Tucker v. State

57 Ga. 503 | Ga. | 1876

Lead Opinion

Warner, Chief Justice.

The defendant was indicted for the offense of “larceny from the vessel,” under the 4408th section of the Code, and upon his trial therefor, was found guilty. A motion was made for a new trial on the various grounds stated therein, *505which was overruled by the court, and the defendant excepted.

1. The evidence in the record, in our judgment, was sufficient to satisfy the jury, beyond a reasonable doubt, that the defendant stole the hats from the vessel as alleged in the indictment.

2, 3. That part of the charge of the court to the jury, to-wit: “ Whenever it is established that a larceny has been committed, and the stolen goods are immediately afterwards found in the possession of a person, that fact is presumptive evidence that the person is guilty of the larceny of the character charged to have been committed,” was unobjectionable; but that part of the charge, to-wit: “If you further believe, from the evidence, that a portion of the stolen goods were, at the very time, or immediately afterwards, found in the possession of the defendant, then the law presumes that the defendant is guilty of the offense of larceny from the vessel, and the burden of proof is upon him to show that he obtained the goods honestly, and if he fails to do this, you should find him guilty of the offense charged,” was error, according to the ruling of this court in- Parker vs. The State, 34 Georgia Reports, 262.

4. The charge of the court was objectionable in regard to the statement of the prisoner, in so far as it attempted to show by argument that his statement was not true, from the evidence. But, notwithstanding the court may have erred in its charge to the jury, still, the verdict was right under the evidence and the law applicable thereto, and we will not disturb it.

Let the judgment of the court below be affirmed.






Concurrence Opinion

Jackson, Judge,

concurring.

I concur in the judgment of the court in this- case, but not in that part of the opinion which, condemns the court below for charging the jury to the effect that if certain facts exist, then the law presumes that the defendant is guilty, and that they should find him guilty. On the contrary, I think it *506is the duty of the court, always to make a practical application of the law to the facts, and always to tell the jury that if, from the evidence, you find the facts to be so and so, then the defendant is guilty. Nor does the case in 34 Georgia Reports, 262, conflict with this view. The complaint there was that the present chief justice emphasized a little too strongly the words, “you ought to find him guiltyand the then Chief Justice Lumpkin, merely questions the propriety of this charge in this emphatic way, and all that he says about it is in the shape of a question, a mere query.
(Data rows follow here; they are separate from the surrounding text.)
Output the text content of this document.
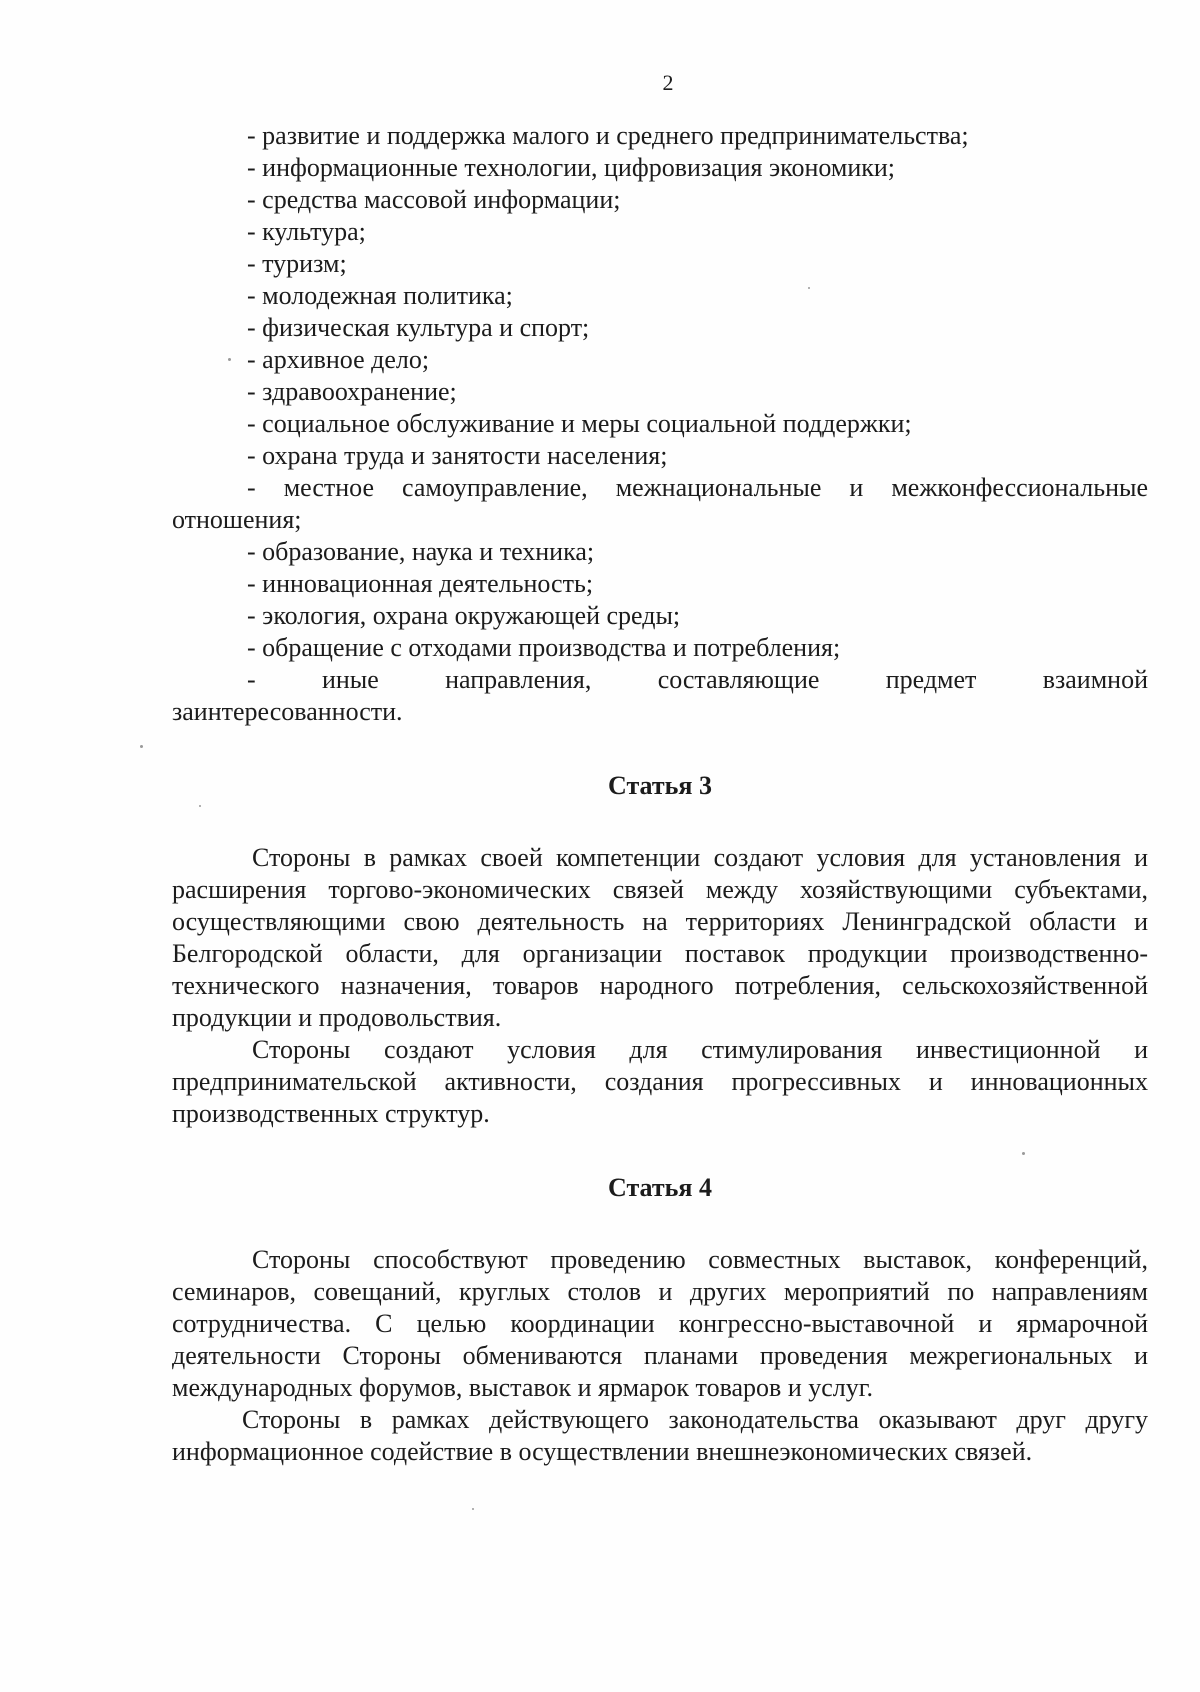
2
- развитие и поддержка малого и среднего предпринимательства;
- информационные технологии, цифровизация экономики;
- средства массовой информации;
- культура;
- туризм;
- молодежная политика;
- физическая культура и спорт;
- архивное дело;
- здравоохранение;
- социальное обслуживание и меры социальной поддержки;
- охрана труда и занятости населения;
- местное самоуправление, межнациональные и межконфессиональные отношения;
- образование, наука и техника;
- инновационная деятельность;
- экология, охрана окружающей среды;
- обращение с отходами производства и потребления;
- иные направления, составляющие предмет взаимной заинтересованности.
Статья 3

Стороны в рамках своей компетенции создают условия для установления и расширения торгово-экономических связей между хозяйствующими субъектами, осуществляющими свою деятельность на территориях Ленинградской области и Белгородской области, для организации поставок продукции производственно-технического назначения, товаров народного потребления, сельскохозяйственной продукции и продовольствия.

Стороны создают условия для стимулирования инвестиционной и предпринимательской активности, создания прогрессивных и инновационных производственных структур.

Статья 4

Стороны способствуют проведению совместных выставок, конференций, семинаров, совещаний, круглых столов и других мероприятий по направлениям сотрудничества. С целью координации конгрессно-выставочной и ярмарочной деятельности Стороны обмениваются планами проведения межрегиональных и международных форумов, выставок и ярмарок товаров и услуг.

Стороны в рамках действующего законодательства оказывают друг другу информационное содействие в осуществлении внешнеэкономических связей.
In this case, the court charged the jury to the effect that if these goods stolen from this vessel, were found shortly after they were missing in possession of the defendant, their the law presumed him guilty, unless he explained how he came by them, “and you should find him guilty.” I think that the charge was exactly right; and notwithstanding the criticism of Chief Justice Lumpkin, upon Chief J ustice, then Judge Warner, on the circuit, I think that if Judge Tompkins had added, with emphasis, and you ought to find him guilty, instead of “you should find him so,” he would not have been wrong. Of course the judge should always charge in respect to reasonable doubts, as he did in this case.
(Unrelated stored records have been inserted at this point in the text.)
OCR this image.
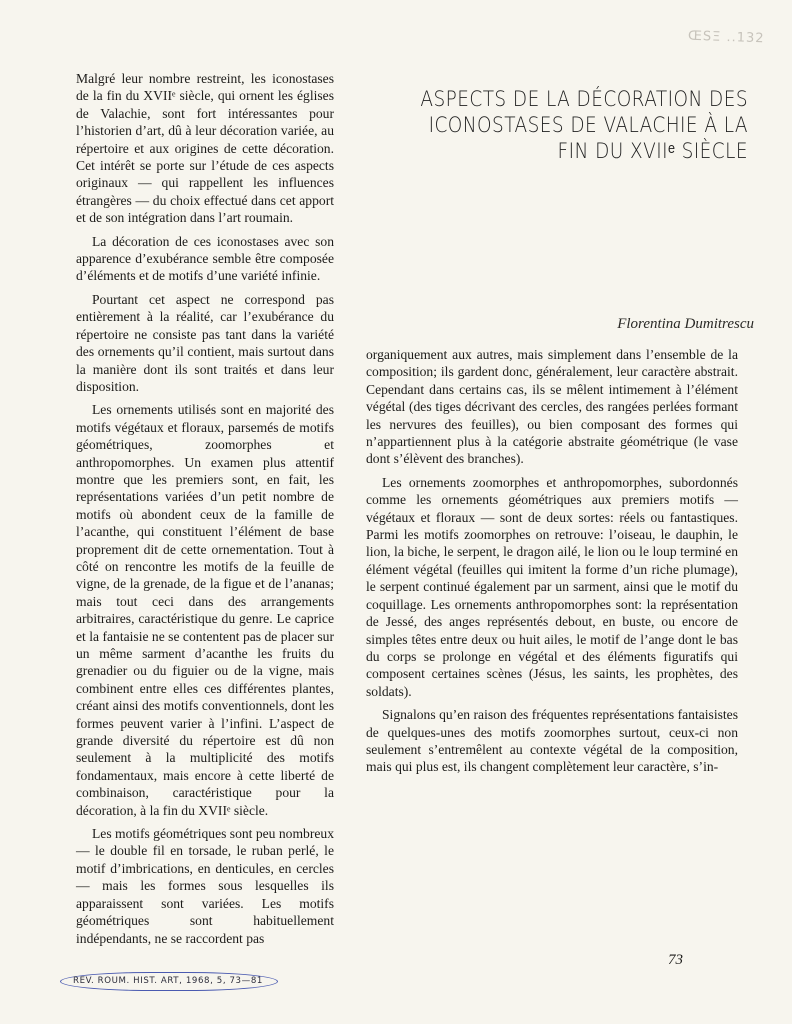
ŒSΞ ..132

Malgré leur nombre restreint, les iconostases de la fin du XVIIᵉ siècle, qui ornent les églises de Valachie, sont fort intéressantes pour l’historien d’art, dû à leur décoration variée, au répertoire et aux origines de cette décoration. Cet intérêt se porte sur l’étude de ces aspects originaux — qui rappellent les influences étrangères — du choix effectué dans cet apport et de son intégration dans l’art roumain.

La décoration de ces iconostases avec son apparence d’exubérance semble être composée d’éléments et de motifs d’une variété infinie.

Pourtant cet aspect ne correspond pas entièrement à la réalité, car l’exubérance du répertoire ne consiste pas tant dans la variété des ornements qu’il contient, mais surtout dans la manière dont ils sont traités et dans leur disposition.

Les ornements utilisés sont en majorité des motifs végétaux et floraux, parsemés de motifs géométriques, zoomorphes et anthropomorphes. Un examen plus attentif montre que les premiers sont, en fait, les représentations variées d’un petit nombre de motifs où abondent ceux de la famille de l’acanthe, qui constituent l’élément de base proprement dit de cette ornementation. Tout à côté on rencontre les motifs de la feuille de vigne, de la grenade, de la figue et de l’ananas; mais tout ceci dans des arrangements arbitraires, caractéristique du genre. Le caprice et la fantaisie ne se contentent pas de placer sur un même sarment d’acanthe les fruits du grenadier ou du figuier ou de la vigne, mais combinent entre elles ces différentes plantes, créant ainsi des motifs conventionnels, dont les formes peuvent varier à l’infini. L’aspect de grande diversité du répertoire est dû non seulement à la multiplicité des motifs fondamentaux, mais encore à cette liberté de combinaison, caractéristique pour la décoration, à la fin du XVIIᵉ siècle.

Les motifs géométriques sont peu nombreux — le double fil en torsade, le ruban perlé, le motif d’imbrications, en denticules, en cercles — mais les formes sous lesquelles ils apparaissent sont variées. Les motifs géométriques sont habituellement indépendants, ne se raccordent pas

ASPECTS DE LA DÉCORATION DES ICONOSTASES DE VALACHIE À LA FIN DU XVIIᵉ SIÈCLE
Florentina Dumitrescu

organiquement aux autres, mais simplement dans l’ensemble de la composition; ils gardent donc, généralement, leur caractère abstrait. Cependant dans certains cas, ils se mêlent intimement à l’élément végétal (des tiges décrivant des cercles, des rangées perlées formant les nervures des feuilles), ou bien composant des formes qui n’appartiennent plus à la catégorie abstraite géométrique (le vase dont s’élèvent des branches).

Les ornements zoomorphes et anthropomorphes, subordonnés comme les ornements géométriques aux premiers motifs — végétaux et floraux — sont de deux sortes: réels ou fantastiques. Parmi les motifs zoomorphes on retrouve: l’oiseau, le dauphin, le lion, la biche, le serpent, le dragon ailé, le lion ou le loup terminé en élément végétal (feuilles qui imitent la forme d’un riche plumage), le serpent continué également par un sarment, ainsi que le motif du coquillage. Les ornements anthropomorphes sont: la représentation de Jessé, des anges représentés debout, en buste, ou encore de simples têtes entre deux ou huit ailes, le motif de l’ange dont le bas du corps se prolonge en végétal et des éléments figuratifs qui composent certaines scènes (Jésus, les saints, les prophètes, des soldats).

Signalons qu’en raison des fréquentes représentations fantaisistes de quelques-unes des motifs zoomorphes surtout, ceux-ci non seulement s’entremêlent au contexte végétal de la composition, mais qui plus est, ils changent complètement leur caractère, s’in-

REV. ROUM. HIST. ART, 1968, 5, 73—81
73
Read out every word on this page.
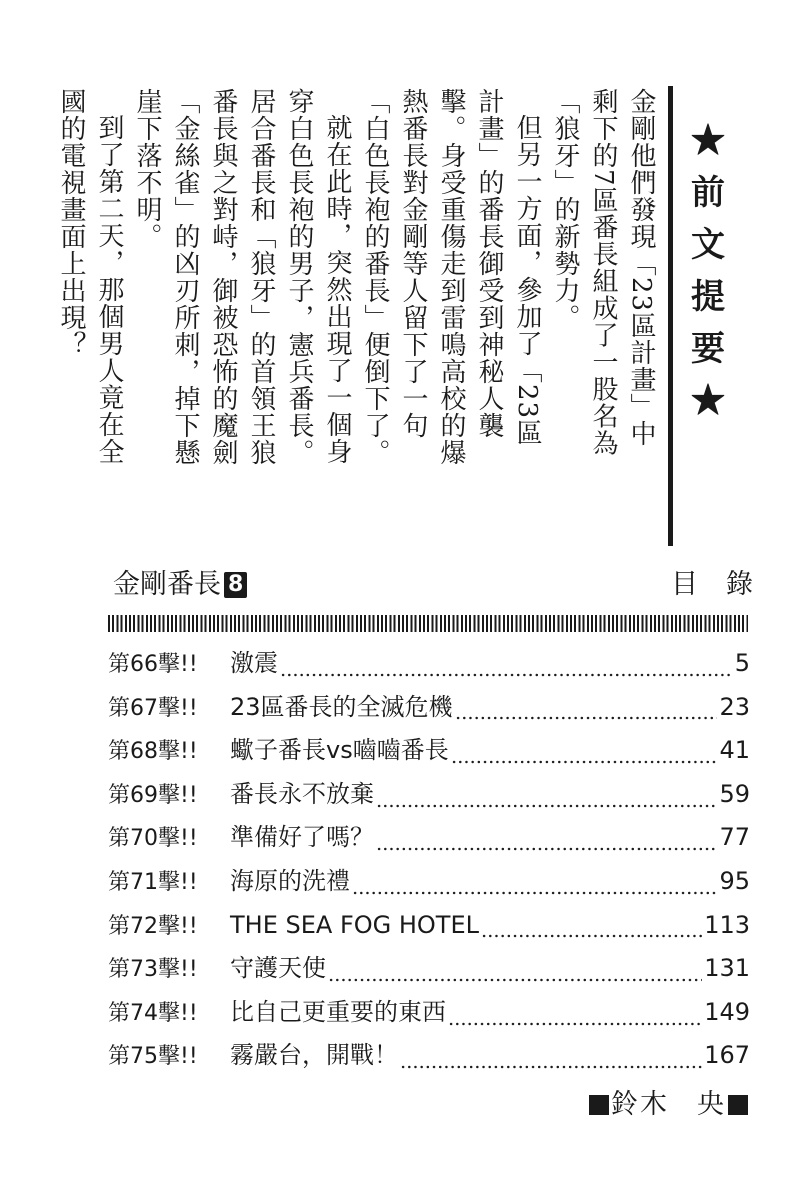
★前文提要★

金剛他們發現「23區計畫」中剩下的7區番長組成了一股名為「狼牙」的新勢力。

但另一方面，參加了「23區計畫」的番長御受到神秘人襲擊。身受重傷走到雷鳴高校的爆熱番長對金剛等人留下了一句「白色長袍的番長」便倒下了。

就在此時，突然出現了一個身穿白色長袍的男子，憲兵番長。居合番長和「狼牙」的首領王狼番長與之對峙，御被恐怖的魔劍「金絲雀」的凶刃所刺，掉下懸崖下落不明。

到了第二天，那個男人竟在全國的電視畫面上出現？

金剛番長 8	目錄
第66擊!!	激震	5
第67擊!!	23區番長的全滅危機	23
第68擊!!	蠍子番長vs嚙嚙番長	41
第69擊!!	番長永不放棄	59
第70擊!!	準備好了嗎？	77
第71擊!!	海原的洗禮	95
第72擊!!	THE SEA FOG HOTEL	113
第73擊!!	守護天使	131
第74擊!!	比自己更重要的東西	149
第75擊!!	霧嚴台，開戰！	167
鈴木 央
I think the fault usual among presiding judges on jury trials, is that they deal too much in generalities, the jury not understanding what they mean; always, they should make the law clear and easily to be understood by the jury, and to do this they must practically apply it to the facts by telling the jury that if you believe, from the evidence, such to be the facts, then such is the law, and defendant is guilty, and you should so find. I cannot, therefore, give my concurrence to the construction put upon Judge Lumpkin’s remarks or questions, in 34 Georgia Reports, nor to the condemnation of Judge Tompkins’ charge in this case.